When I walk into a room, what do I see?

Let us, for our purposes, stipulate two categories of possible objects: one solid & the other vacuous. The said secernment accomodates the following investigation:

As I enter the ballroom, do I see walls, bodies, furniture? The grand piano, the mingling guests, the cocktail-bar, the bedighted walls, the Christmas Tree draped in red tinsel? Such objects pertain to the first class—substance, stuff, solidity.

Or, poised on the threshold oft the parlour, do I orient rather to the negative space?

Do I sense the space between the walls

& in the doorframe whence my vantage stands?

The hollow bulbs of half-filled champagne-glasses,

The incorporeal air between the needles on an evergreen?

To the same scene, I can orient in sundry ways—one towards stuff, the other towards space. Crucially, how does either orientation affect my posture & experience? Twenty-four-carrot gold has its value. And yet what good is a ring without the empty center? It’s not much of an ornament if a fellow can’t get a finger through it. How useful is a champagne-glass that is not first filled with emptiness? Solid crystal is a sore receptacle for any festive draught. And the parlour itself—what sort of Christmas party might befall inside were there no dimension of vacuity to divide the walls?

Stuff represents security; space the symbolic potential for action.

For our purposes as movers, solidity is spoken-for, as it were: I have never yet met a fellow who traverses even the ricketiest of solid walls. Space, conversely, remains the frontier for kinetic possibility.

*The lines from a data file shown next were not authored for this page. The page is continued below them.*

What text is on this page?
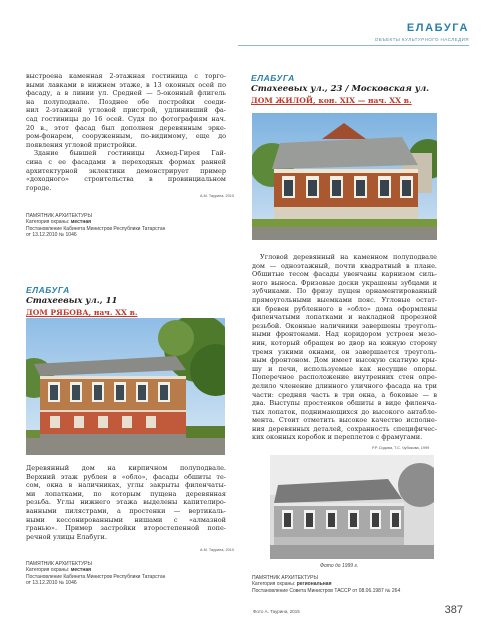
ЕЛАБУГА
ОБЪЕКТЫ КУЛЬТУРНОГО НАСЛЕДИЯ
выстроена каменная 2-этажная гостиница с торго-
выми лавками в нижнем этаже, в 13 оконных осей по
фасаду, а в линии ул. Средней — 5-оконный флигель
на полуподвале. Позднее обе постройки соеди-
нил 2-этажной угловой пристрой, удлинивший фа-
сад гостиницы до 16 осей. Судя по фотографиям нач.
20 в., этот фасад был дополнен деревянным эрке-
ром-фонарем, сооруженным, по-видимому, еще до
появления угловой пристройки.
Здание бывшей гостиницы Ахмед-Гирея Гай-
сина с ее фасадами в переходных формах ранней
архитектурной эклектики демонстрирует пример
«доходного» строительства в провинциальном
городе.
А.М. Таурина, 2010
ПАМЯТНИК АРХИТЕКТУРЫ
Категория охраны: местная
Постановление Кабинета Министров Республики Татарстан
от 13.12.2010 № 1046
ЕЛАБУГА
Стахеевых ул., 11
ДОМ РЯБОВА, нач. ХХ в.
Деревянный дом на кирпичном полуподвале.
Верхний этаж рублен в «обло», фасады обшиты те-
сом, окна в наличниках, углы закрыты филенчаты-
ми лопатками, по которым пущена деревянная
резьба. Углы нижнего этажа выделены капителиро-
ванными пилястрами, а простенки — вертикаль-
ными кессонированными нишами с «алмазной
гранью». Пример застройки второстепенной попе-
речной улицы Елабуги.
А.М. Таурина, 2010
ПАМЯТНИК АРХИТЕКТУРЫ
Категория охраны: местная
Постановление Кабинета Министров Республики Татарстан
от 13.12.2010 № 1046
ЕЛАБУГА
Стахеевых ул., 23 / Московская ул.
ДОМ ЖИЛОЙ, кон. XIX — нач. ХХ в.
Угловой деревянный на каменном полуподвале
дом — одноэтажный, почти квадратный в плане.
Обшитые тесом фасады увенчаны карнизом силь-
ного выноса. Фризовые доски украшены зубцами и
зубчиками. По фризу пущен орнаментированный
прямоугольными выемками пояс. Угловые остат-
ки бревен рубленного в «обло» дома оформлены
филенчатыми лопатками и накладной прорезной
резьбой. Оконные наличники завершены треуголь-
ными фронтонами. Над коридором устроен мезо-
нин, который обращен во двор на южную сторону
тремя узкими окнами, он завершается треуголь-
ным фронтоном. Дом имеет высокую скатную кры-
шу и печи, используемые как несущие опоры.
Поперечное расположение внутренних стен опре-
делило членение длинного уличного фасада на три
части: средняя часть в три окна, а боковые — в
два. Выступы простенков обшиты в виде филенча-
тых лопаток, поднимающихся до высокого антабле-
мента. Стоит отметить высокое качество исполне-
ния деревянных деталей, сохранность специфичес-
ких оконных коробок и переплетов с фрамугами.
Р.Р. Сидова, Т.С. Чубикова, 1999
Фото до 1999 г.
ПАМЯТНИК АРХИТЕКТУРЫ
Категория охраны: региональная
Постановление Совета Министров ТАССР от 08.06.1987 № 264
Фото А. Таурина, 2015	387
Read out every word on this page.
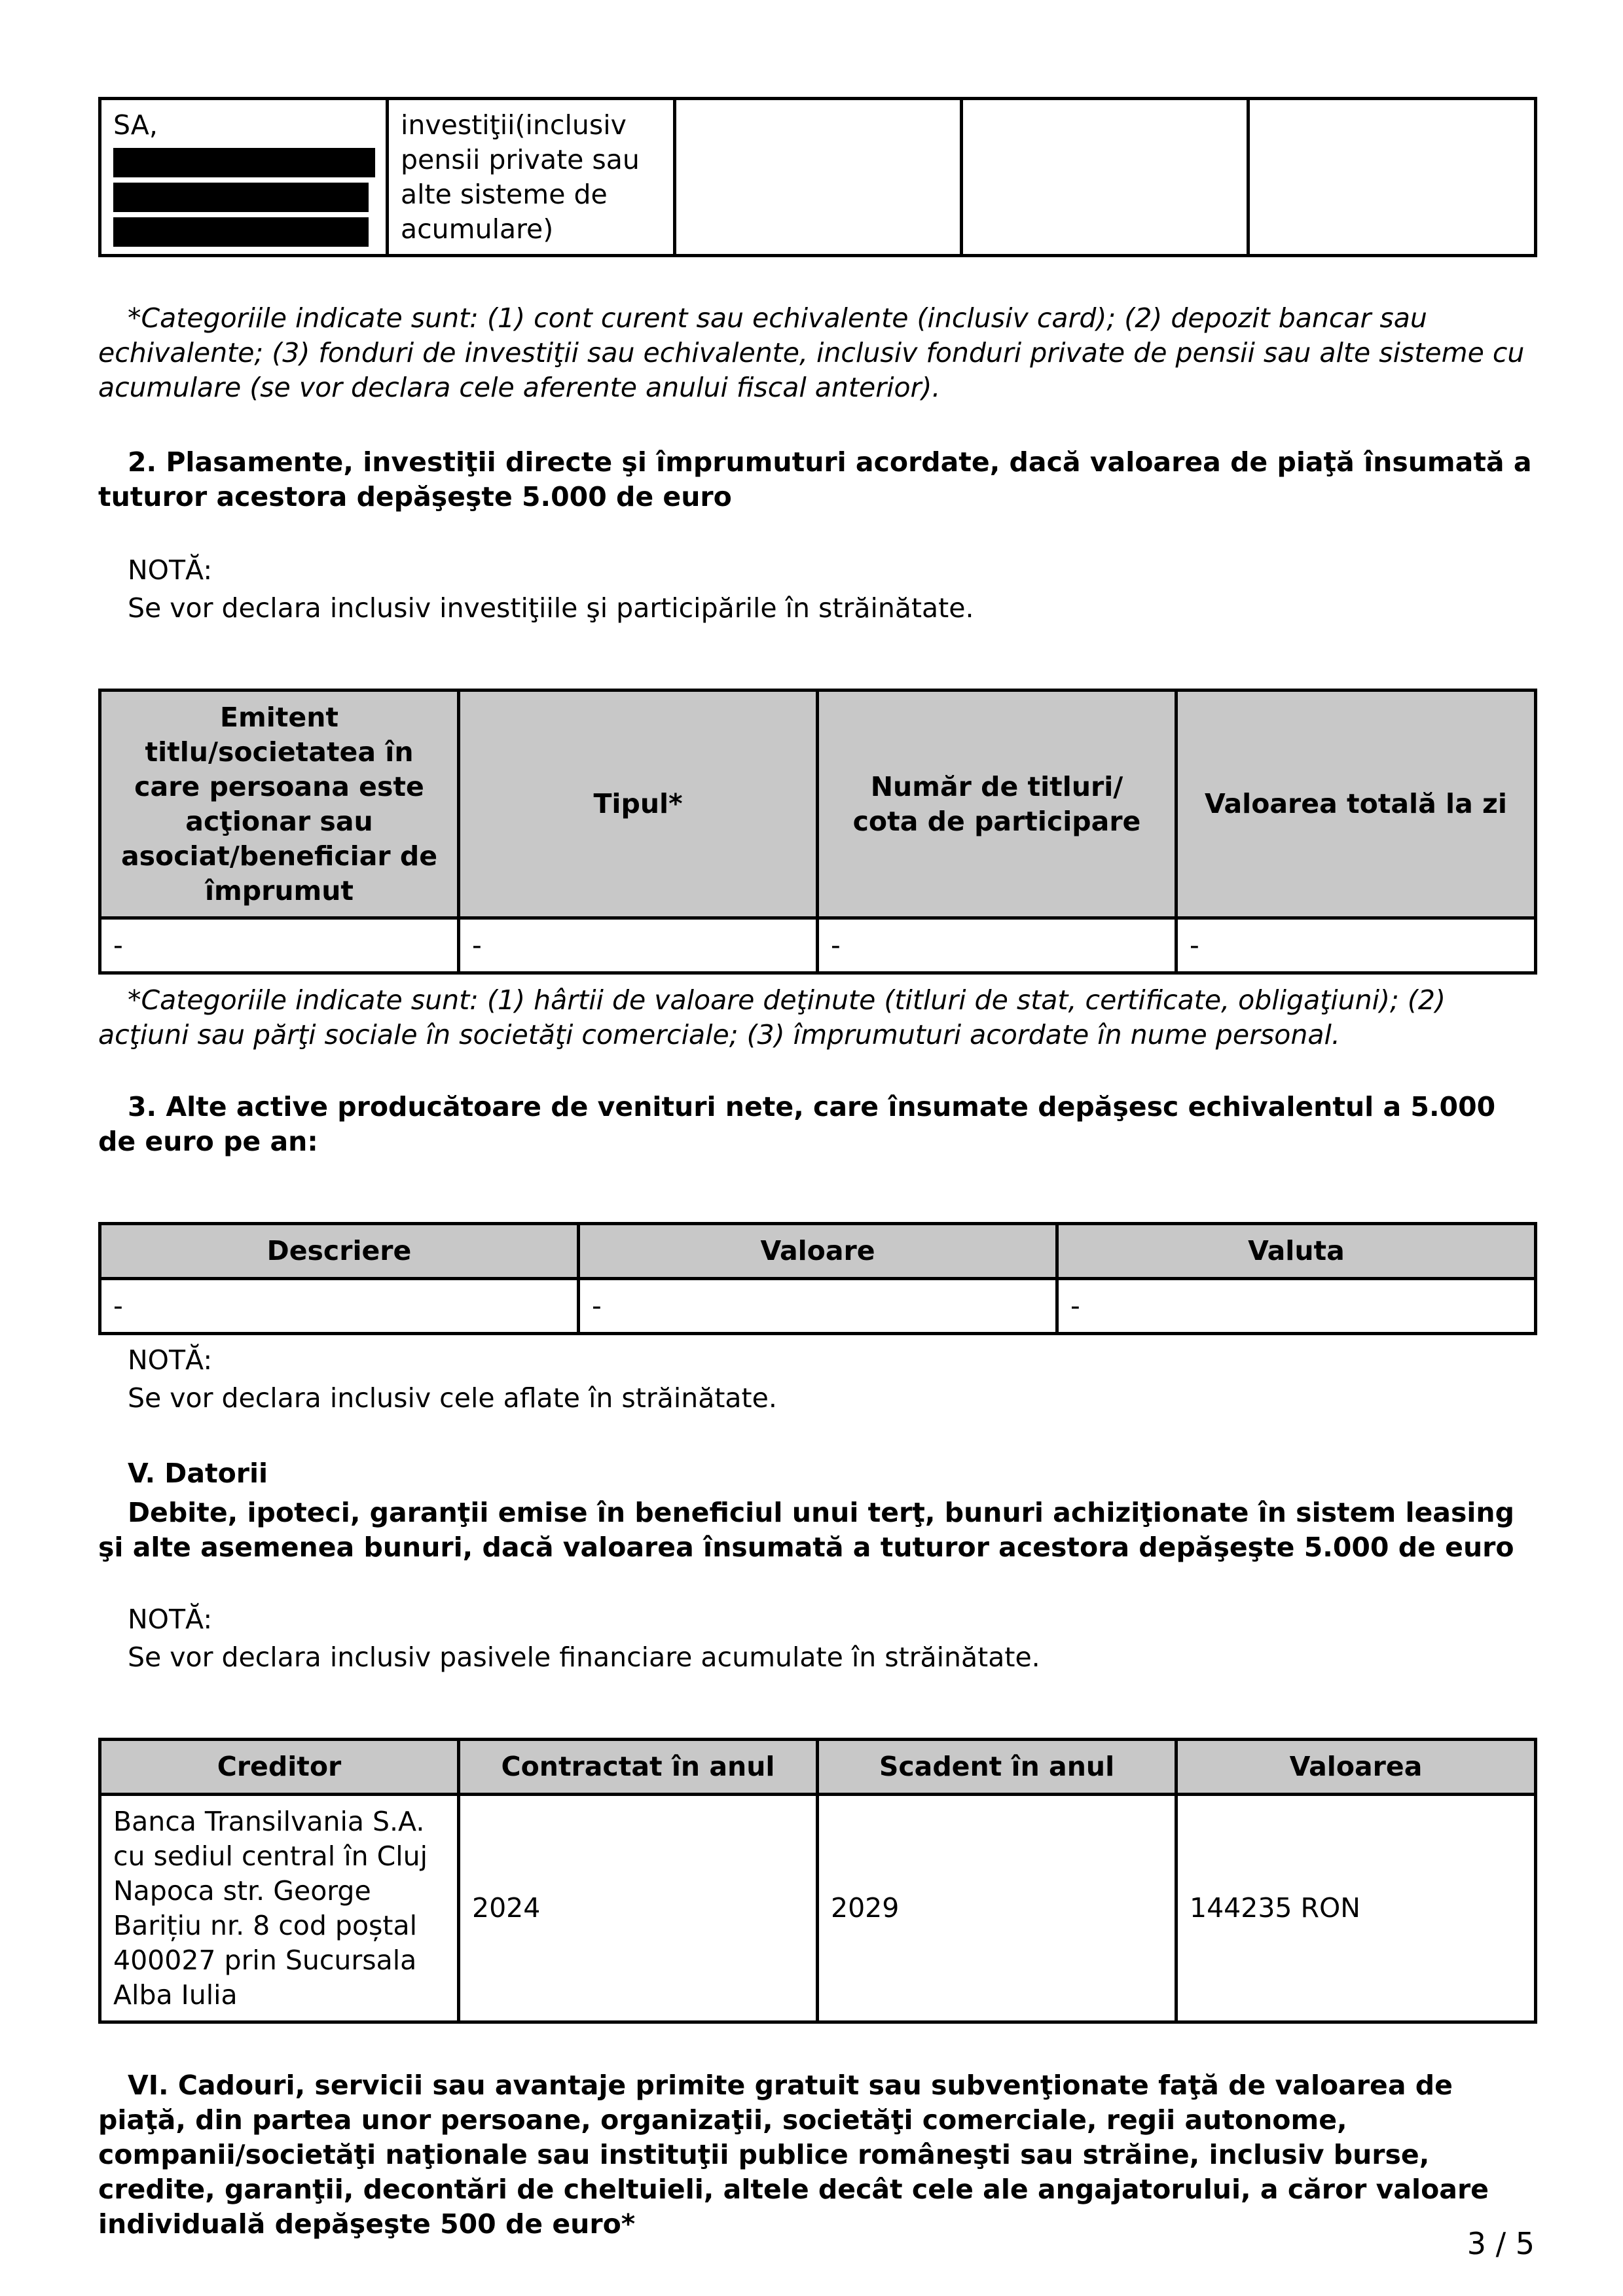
SA,	investiţii(inclusiv pensii private sau alte sisteme de acumulare)			
*Categoriile indicate sunt: (1) cont curent sau echivalente (inclusiv card); (2) depozit bancar sau echivalente; (3) fonduri de investiţii sau echivalente, inclusiv fonduri private de pensii sau alte sisteme cu acumulare (se vor declara cele aferente anului fiscal anterior).
2. Plasamente, investiţii directe şi împrumuturi acordate, dacă valoarea de piaţă însumată a tuturor acestora depăşeşte 5.000 de euro
NOTĂ:
Se vor declara inclusiv investiţiile şi participările în străinătate.
Emitent titlu/societatea în care persoana este acţionar sau asociat/beneficiar de împrumut	Tipul*	Număr de titluri/ cota de participare	Valoarea totală la zi
-	-	-	-
*Categoriile indicate sunt: (1) hârtii de valoare deţinute (titluri de stat, certificate, obligaţiuni); (2) acţiuni sau părţi sociale în societăţi comerciale; (3) împrumuturi acordate în nume personal.
3. Alte active producătoare de venituri nete, care însumate depăşesc echivalentul a 5.000 de euro pe an:
Descriere	Valoare	Valuta
-	-	-
NOTĂ:
Se vor declara inclusiv cele aflate în străinătate.
V. Datorii
Debite, ipoteci, garanţii emise în beneficiul unui terţ, bunuri achiziţionate în sistem leasing şi alte asemenea bunuri, dacă valoarea însumată a tuturor acestora depăşeşte 5.000 de euro
NOTĂ:
Se vor declara inclusiv pasivele financiare acumulate în străinătate.
Creditor	Contractat în anul	Scadent în anul	Valoarea
Banca Transilvania S.A. cu sediul central în Cluj Napoca str. George Barițiu nr. 8 cod poștal 400027 prin Sucursala Alba Iulia	2024	2029	144235 RON
VI. Cadouri, servicii sau avantaje primite gratuit sau subvenţionate faţă de valoarea de piaţă, din partea unor persoane, organizaţii, societăţi comerciale, regii autonome, companii/societăţi naţionale sau instituţii publice româneşti sau străine, inclusiv burse, credite, garanţii, decontări de cheltuieli, altele decât cele ale angajatorului, a căror valoare individuală depăşeşte 500 de euro*
3 / 5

A perception of space is a skillful means towards ease & openness of posture. When I appreciate the envelope of emptiness about me, I feel my shoulders relax, my neck straighten, & my breath expand to the omnidirectional horizon. But don’t necessarily (dis)believe my testimony on the matter—try for yourself! The world provides all the instruction we need, if only we are willing to listen to our experience.